How to show external page in iframe sans Javascript in Firefox?

[michael887]

I'm trying to load an external site in an iframe for my Firefox visitors. The external page is loaded with javascript, and I would like this to be stripped out. For Chrome, the HTML5 sandbox="" works perfectly, and with IE the security="restricted" does the job just fine. With Firefox, I'm struggling.

I've been using the CSP policy directive as described here, but I can't seem to get the right configuration. The following line will load the page, but the javascript on the external site still loads.

PHP Code:

header("X-Content-Security-Policy: allow 'self'; object-src 'self'; script-src 'self'; frame-src *.externalsite.com; img-src 'self'"); 


I've tried dozens of other configurations and seem to have hit a brick wall. Will this work with the CSP directive? Should I look somewhere else to allow an external site to load in an iframe sans javascript in Firefox? Is this even possible in Firefox?

[felgall]

The options for disabling JavaScript like that are still very new and so not all browsers currently have a way that works.
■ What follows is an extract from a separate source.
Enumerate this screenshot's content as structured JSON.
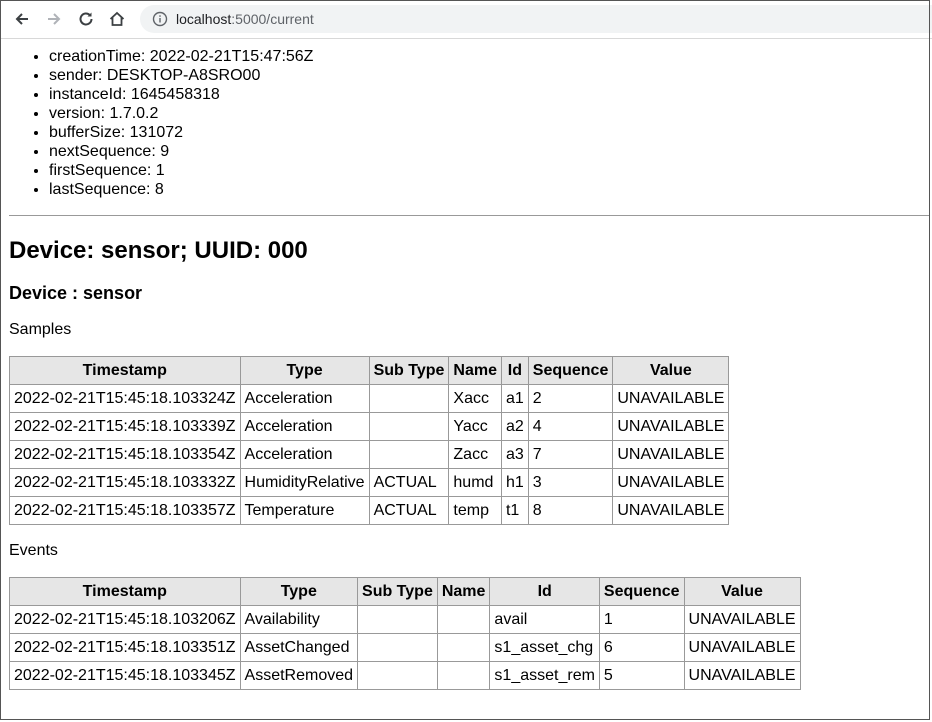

One thing that all of the browsers do implement is that whatever page that is loaded in the iframe will not be able to have its JavaScript communicate with anything outside of the iframe unless the page is loaded from the same domain as the main page OR both sites have JavaScript that implements postMessage calls specifically to pass data between them (which you certainly are not going to be implementing on your page). So even if you don't manage to disable the scripts in the loaded page they will still be greatly limited in what they can do.

[michael887]

Thanks for your reply felgall. I've been using a php proxy script that loads the page first, strips the javascript, and then displays it in the iframe. I'd really like to not do that, but it seems like with Firefox I'll be stuck until they add in sandbox support.